SH: Rex has read it on his own, and I’ve read it to Hank. I think their reactions are probably going to evolve over time. Right now, they think it’s super cool, and they love hearing these stories about themselves and talking more about the issues that are in the book. I think that one of the fraught issues with writing the book is that I’m sharing a lot about my kids’ lives and a lot about their views. We collectively feel comfortable with the stories I’ve shared and the way the kids are presented, but their views may change about that as they get older. I hope that they’ll eventually come to see the book the way I see it, which is really as a kind of love letter to them. It’s about philosophy, to be sure, but it’s also about the joy that they bring me and how much I love talking to them and how much I learn from them.

TMD: You frequently mention the contributions of your colleagues here at the University. What type of philosophy should be studied by the student hoping to make a difference in the world – ethics or political philosophy? 

SH: That’s a really great question. Partly because I don’t know that I think about philosophy as a thing that one studies for that kind of instrumental reason, although I think philosophy can make a difference in the world.

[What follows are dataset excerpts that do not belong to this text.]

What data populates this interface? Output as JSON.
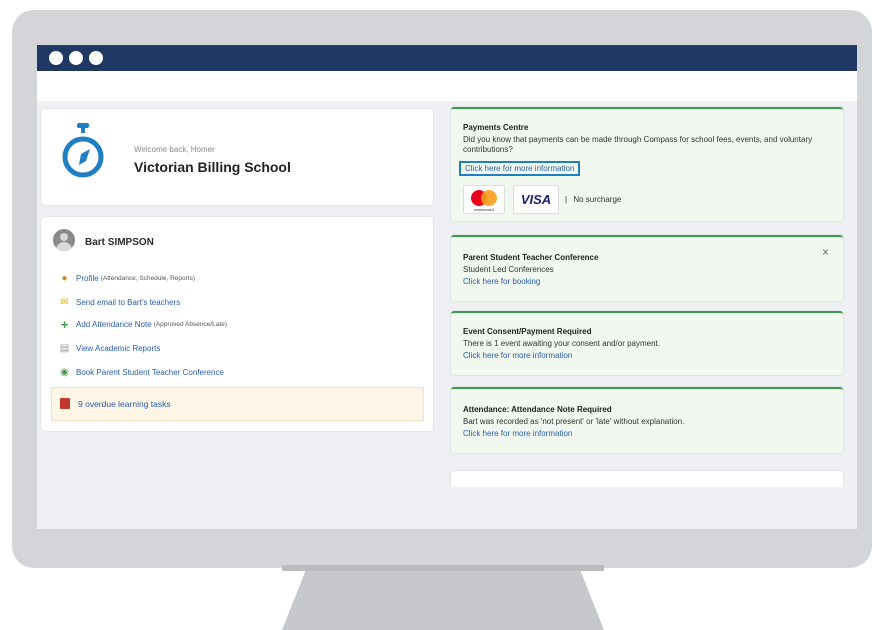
{
  "school": {
    "welcome": "Welcome back, Homer",
    "name": "Victorian Billing School"
  },
  "student": {
    "name": "Bart SIMPSON",
    "links": [
      {
        "icon": "person-icon",
        "label": "Profile",
        "sub": "(Attendance, Schedule, Reports)"
      },
      {
        "icon": "envelope-icon",
        "label": "Send email to Bart's teachers",
        "sub": ""
      },
      {
        "icon": "plus-icon",
        "label": "Add Attendance Note",
        "sub": "(Approved Absence/Late)"
      },
      {
        "icon": "document-icon",
        "label": "View Academic Reports",
        "sub": ""
      },
      {
        "icon": "people-icon",
        "label": "Book Parent Student Teacher Conference",
        "sub": ""
      }
    ],
    "overdue": "9 overdue learning tasks"
  },
  "payments": {
    "title": "Payments Centre",
    "text": "Did you know that payments can be made through Compass for school fees, events, and voluntary contributions?",
    "link": "Click here for more information",
    "mastercard_label": "mastercard",
    "visa_label": "VISA",
    "separator": "|",
    "surcharge": "No surcharge"
  },
  "notices": [
    {
      "title": "Parent Student Teacher Conference",
      "text": "Student Led Conferences",
      "link": "Click here for booking",
      "close": "×"
    },
    {
      "title": "Event Consent/Payment Required",
      "text": "There is 1 event awaiting your consent and/or payment.",
      "link": "Click here for more information"
    },
    {
      "title": "Attendance: Attendance Note Required",
      "text": "Bart was recorded as 'not present' or 'late' without explanation.",
      "link": "Click here for more information"
    }
  ],
  "colors": {
    "titlebar": "#1f3864",
    "notice_accent": "#3d9a4f",
    "link": "#2a5db0",
    "highlight_box": "#1f7fc2"
  }
}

I think ideas really matter and shape the way the world goes. And many of the ideas that have mattered historically are ideas and arguments that philosophers have had and debated.

I don’t know that I have a syllabus of “I wanna make the world (a) better place so these are the philosophy classes I would take.” I would tell people to approach philosophy a little differently, to look over the roster of classes here and find something that sounds fun and engaging. I don’t know if a lot of people know this, but the University of Michigan is blessed with one of the world’s greatest philosophy departments, with (a) set of scholars and thinkers who are also phenomenal teachers.

Whatever topic in philosophy you pick up, whether it’s ethics or political philosophy, or even something like philosophy of language or epistemology, when you start thinking really deeply about philosophical puzzles, it will often change your orientation towards the world. It could even lead to discovering ways in which you can make the world better. But ultimately, I always want people to do philosophy because it’s rewarding in itself.